26 And when he had come to Jerusalem, he attempted to join the disciples. And they were all afraid of him, for they did not believe that he was a disciple. 27 But Barnabas took him and brought him to the apostles and declared to them how on the road he had seen the Lord, who spoke to him, and how at Damascus he had preached boldly in the name of Jesus.28 So he went in and out among them at Jerusalem, preaching boldly in the name of the Lord. 29 And he spoke and disputed against the Hellenists. But they were seeking to kill him. 30 And when the brothers learned this, they brought him down to Caesarea and sent him off to Tarsus.
31 So the church throughout all Judea and Galilee and Samaria had peace and was being built up. And walking in the fear of the Lord and in the comfort of the Holy Spirit, it multiplied. – Acts 9:23-31
I have a very special afghan blanket that I received as a Christmas gift some years ago. It has the words of the Lord’s Prayer woven into it, and I find that blanket to be very comforting – especially when I’m not feeling well, or in some way needing comfort. I love the Lord’s Prayer in and of itself. I believe that Jesus’ words there embody a full and rich breadth of our relationship with God and one another, and form a deep foundation for prayer in general. When, furthermore, I am needing the extra comfort of God’s mercy, love, and help, I find it so very calming literally to “wrap myself in the Lord’s Prayer.”
That thought was triggered by the interesting phrase in Acts 9:31, “…in the comfort of the Holy Spirit…” the church multiplied. Interesting: the comfort of the Holy Spirit is connected to the multiplication of the church on this occasion.
Certainly that is in part true due to the terrible and dramatically-close encounter of the followers of Jesus in Damascus who had been threatened by Saul and those who wanted to put an end to the church.
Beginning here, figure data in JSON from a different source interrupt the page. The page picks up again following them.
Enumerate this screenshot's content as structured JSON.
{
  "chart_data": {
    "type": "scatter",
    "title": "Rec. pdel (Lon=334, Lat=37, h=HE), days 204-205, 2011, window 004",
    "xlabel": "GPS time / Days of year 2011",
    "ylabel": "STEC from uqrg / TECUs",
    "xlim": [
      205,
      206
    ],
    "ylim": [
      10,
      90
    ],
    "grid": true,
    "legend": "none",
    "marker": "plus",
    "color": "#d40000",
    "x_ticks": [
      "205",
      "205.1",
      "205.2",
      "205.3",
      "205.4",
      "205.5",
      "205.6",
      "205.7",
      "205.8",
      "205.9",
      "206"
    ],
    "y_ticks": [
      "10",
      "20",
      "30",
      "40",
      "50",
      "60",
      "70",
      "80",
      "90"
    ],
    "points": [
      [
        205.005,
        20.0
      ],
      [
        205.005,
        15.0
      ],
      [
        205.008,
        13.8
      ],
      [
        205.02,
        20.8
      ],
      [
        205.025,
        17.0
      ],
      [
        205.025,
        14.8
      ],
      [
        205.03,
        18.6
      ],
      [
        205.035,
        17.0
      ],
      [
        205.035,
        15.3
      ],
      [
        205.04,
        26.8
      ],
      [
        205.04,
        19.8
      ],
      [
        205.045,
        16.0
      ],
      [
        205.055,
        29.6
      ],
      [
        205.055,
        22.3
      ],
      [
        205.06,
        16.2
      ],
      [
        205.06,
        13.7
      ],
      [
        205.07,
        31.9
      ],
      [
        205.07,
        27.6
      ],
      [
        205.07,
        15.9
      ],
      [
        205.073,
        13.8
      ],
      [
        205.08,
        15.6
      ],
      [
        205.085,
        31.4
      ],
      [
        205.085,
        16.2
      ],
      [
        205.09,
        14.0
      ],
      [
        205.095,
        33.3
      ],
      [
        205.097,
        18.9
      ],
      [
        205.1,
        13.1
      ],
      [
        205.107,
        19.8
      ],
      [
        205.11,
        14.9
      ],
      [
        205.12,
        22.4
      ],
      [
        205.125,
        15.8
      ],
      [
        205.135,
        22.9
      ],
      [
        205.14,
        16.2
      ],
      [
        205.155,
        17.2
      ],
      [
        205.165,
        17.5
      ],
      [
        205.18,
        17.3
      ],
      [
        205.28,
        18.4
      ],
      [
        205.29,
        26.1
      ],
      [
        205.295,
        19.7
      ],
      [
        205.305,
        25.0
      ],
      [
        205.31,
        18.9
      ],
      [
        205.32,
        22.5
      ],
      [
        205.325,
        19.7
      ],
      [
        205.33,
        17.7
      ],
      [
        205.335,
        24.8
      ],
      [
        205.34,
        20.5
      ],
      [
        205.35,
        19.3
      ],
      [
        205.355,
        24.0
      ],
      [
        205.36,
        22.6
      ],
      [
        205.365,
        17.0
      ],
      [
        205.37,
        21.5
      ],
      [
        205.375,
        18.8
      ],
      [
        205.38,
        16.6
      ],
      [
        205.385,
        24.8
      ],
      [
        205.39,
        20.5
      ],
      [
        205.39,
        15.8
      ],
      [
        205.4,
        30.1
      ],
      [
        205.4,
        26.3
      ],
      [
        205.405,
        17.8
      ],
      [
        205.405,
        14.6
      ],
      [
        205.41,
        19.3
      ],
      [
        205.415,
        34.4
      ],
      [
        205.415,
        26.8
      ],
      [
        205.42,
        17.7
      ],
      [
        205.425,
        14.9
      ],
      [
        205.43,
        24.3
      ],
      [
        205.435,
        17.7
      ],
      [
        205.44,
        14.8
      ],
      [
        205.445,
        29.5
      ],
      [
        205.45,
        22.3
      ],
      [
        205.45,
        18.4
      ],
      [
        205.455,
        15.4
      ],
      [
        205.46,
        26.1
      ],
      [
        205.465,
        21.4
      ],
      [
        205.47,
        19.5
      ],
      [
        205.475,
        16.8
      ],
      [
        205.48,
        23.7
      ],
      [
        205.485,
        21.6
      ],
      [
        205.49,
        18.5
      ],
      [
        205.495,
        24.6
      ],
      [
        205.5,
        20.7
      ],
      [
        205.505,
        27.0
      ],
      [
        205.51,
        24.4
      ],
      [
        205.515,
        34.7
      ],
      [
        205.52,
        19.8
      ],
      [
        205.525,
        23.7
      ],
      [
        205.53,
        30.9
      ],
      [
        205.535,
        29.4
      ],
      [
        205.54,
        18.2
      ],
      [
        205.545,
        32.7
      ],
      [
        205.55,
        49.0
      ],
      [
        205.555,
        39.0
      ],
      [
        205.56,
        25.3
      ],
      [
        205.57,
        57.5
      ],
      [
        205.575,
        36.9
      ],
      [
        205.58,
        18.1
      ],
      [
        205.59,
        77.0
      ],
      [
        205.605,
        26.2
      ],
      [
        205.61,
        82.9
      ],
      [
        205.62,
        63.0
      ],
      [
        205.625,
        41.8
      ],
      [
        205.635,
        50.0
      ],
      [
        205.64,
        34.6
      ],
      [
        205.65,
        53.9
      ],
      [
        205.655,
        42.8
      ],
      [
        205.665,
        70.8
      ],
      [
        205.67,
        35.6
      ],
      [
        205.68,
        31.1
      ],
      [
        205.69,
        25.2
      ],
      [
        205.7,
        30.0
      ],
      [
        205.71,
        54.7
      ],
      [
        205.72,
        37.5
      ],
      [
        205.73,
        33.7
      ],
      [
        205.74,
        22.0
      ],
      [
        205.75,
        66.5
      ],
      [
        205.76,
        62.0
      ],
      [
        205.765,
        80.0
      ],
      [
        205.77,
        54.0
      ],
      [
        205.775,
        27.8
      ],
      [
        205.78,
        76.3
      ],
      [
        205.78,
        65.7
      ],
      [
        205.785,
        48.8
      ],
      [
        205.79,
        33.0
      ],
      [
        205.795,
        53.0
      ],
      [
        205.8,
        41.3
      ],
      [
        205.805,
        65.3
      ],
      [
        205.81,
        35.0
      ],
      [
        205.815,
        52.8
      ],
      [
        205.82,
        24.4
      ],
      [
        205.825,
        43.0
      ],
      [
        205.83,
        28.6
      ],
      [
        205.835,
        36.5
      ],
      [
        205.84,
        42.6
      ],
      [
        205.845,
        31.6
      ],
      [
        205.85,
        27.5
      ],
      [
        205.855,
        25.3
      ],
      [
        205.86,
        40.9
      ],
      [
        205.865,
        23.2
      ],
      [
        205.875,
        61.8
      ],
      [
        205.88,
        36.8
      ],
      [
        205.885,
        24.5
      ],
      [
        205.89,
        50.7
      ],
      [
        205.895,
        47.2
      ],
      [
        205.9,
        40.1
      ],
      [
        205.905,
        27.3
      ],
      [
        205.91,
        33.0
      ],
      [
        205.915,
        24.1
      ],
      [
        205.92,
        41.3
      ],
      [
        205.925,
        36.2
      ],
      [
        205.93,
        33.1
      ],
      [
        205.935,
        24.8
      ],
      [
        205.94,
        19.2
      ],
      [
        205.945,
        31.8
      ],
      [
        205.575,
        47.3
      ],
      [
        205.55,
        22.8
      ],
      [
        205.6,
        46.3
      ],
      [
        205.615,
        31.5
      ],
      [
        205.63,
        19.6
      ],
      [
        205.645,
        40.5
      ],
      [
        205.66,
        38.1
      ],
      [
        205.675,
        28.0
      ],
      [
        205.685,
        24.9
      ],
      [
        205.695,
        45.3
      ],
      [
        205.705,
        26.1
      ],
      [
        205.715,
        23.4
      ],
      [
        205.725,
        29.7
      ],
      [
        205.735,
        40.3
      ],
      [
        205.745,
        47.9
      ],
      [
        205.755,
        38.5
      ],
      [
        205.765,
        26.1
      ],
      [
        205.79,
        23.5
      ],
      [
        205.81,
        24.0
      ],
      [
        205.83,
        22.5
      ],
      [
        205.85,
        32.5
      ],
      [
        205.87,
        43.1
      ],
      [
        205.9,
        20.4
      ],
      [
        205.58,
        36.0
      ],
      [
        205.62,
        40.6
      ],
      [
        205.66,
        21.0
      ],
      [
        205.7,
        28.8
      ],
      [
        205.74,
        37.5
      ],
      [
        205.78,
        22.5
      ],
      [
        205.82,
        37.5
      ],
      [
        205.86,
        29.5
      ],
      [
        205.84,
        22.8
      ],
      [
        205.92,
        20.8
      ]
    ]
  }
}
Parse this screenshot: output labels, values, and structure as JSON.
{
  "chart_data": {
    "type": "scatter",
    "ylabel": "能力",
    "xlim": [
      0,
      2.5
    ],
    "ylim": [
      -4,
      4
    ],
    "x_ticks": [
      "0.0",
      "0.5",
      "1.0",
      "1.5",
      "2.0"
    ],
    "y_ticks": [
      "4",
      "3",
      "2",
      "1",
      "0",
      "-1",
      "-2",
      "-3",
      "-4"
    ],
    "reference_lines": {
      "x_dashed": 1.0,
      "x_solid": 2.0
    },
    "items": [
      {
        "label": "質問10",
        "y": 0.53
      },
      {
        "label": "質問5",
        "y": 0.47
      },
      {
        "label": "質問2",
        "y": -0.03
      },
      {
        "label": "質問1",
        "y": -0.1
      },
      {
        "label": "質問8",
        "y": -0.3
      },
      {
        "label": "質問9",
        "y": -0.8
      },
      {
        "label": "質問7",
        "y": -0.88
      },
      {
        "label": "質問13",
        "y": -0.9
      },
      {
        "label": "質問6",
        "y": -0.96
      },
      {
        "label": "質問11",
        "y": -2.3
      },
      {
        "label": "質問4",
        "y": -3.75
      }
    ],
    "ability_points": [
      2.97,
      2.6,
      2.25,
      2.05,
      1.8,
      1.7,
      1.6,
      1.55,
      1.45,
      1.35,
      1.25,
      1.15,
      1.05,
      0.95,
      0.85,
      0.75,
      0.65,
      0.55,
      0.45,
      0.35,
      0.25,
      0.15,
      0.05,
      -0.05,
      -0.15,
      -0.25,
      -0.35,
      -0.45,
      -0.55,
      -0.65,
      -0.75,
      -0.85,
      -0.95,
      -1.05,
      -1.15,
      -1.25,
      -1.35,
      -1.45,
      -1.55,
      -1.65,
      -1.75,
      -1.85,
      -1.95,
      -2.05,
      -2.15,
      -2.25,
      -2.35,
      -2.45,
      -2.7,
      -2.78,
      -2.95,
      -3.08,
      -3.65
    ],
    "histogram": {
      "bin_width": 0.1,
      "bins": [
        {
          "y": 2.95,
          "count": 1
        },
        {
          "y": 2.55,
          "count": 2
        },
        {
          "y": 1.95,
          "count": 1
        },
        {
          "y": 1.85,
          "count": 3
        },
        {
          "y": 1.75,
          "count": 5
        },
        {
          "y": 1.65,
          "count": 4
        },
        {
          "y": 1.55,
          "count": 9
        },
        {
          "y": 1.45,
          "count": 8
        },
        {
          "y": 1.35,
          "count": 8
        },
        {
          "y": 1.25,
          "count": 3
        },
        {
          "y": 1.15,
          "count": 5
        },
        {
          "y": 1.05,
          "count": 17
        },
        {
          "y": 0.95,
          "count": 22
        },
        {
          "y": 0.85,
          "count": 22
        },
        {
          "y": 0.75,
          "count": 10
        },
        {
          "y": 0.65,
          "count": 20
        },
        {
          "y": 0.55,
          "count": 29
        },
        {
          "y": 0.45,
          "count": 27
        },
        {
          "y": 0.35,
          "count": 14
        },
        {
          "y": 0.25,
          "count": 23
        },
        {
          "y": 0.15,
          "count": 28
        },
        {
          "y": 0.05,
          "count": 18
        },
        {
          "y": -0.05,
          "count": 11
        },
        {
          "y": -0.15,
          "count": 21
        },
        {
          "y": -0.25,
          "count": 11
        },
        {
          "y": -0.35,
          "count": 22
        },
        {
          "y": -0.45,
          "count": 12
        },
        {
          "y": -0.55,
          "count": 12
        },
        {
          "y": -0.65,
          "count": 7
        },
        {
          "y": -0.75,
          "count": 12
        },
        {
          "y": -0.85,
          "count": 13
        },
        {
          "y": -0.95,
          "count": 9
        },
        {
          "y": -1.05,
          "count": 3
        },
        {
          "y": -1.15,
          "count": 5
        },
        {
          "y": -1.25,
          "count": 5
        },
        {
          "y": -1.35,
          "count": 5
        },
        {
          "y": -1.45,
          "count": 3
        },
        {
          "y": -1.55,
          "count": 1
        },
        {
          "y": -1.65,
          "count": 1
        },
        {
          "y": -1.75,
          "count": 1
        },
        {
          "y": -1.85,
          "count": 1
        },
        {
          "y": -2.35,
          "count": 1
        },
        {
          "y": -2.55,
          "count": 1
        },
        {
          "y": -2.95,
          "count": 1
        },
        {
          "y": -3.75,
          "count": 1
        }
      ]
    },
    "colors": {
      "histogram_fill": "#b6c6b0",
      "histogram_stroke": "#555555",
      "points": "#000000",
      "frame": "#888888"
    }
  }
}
If their chief persecutor was now neutralized (to say the very least), they could enjoy a time of peace and no longer cower under threat of Saul and his ilk.
Notice, however, that this comfort of the Holy Spirit is shaped and held along with the fear of God. It reminds me of Martin Luther’s explanation to the Ten Commandments, in which he explains the first commandment in the simple but powerful words, “We should fear, love, and trust in God above all things.” Then he begins each succeeding commandment’s explanation with the words, “We should fear and love God so that…”
Comfort that is not held in check by the fear of God is a formula for an impotent and eviscerated, form of faith that has little need for the true comfort of God. For in that mode, the only need for comfort is that of returning to our comfort zones, not for God’s abiding presence, courage, comfort, strength, and enlightening in the midst of the messiness and challenges of life lived outside our comfort zones for the sake of those who do not know Christ, or simply to be in the world but not of it.
Fear-less Christianity is Cozy Religion to which God has not called any of us. God’s comfort is most comforting to those who fear God and seek to follow Jesus every day of their lives. The comfort may come in a confidence in the face of persecution, or the ever-present need for God’s mercy and forgiveness. In the fear of God we may also say, “Thanks be to God for his enduring grace, comforting presence, and for people like Saul who spent his life bringing the message of Good News in Jesus to more and more people.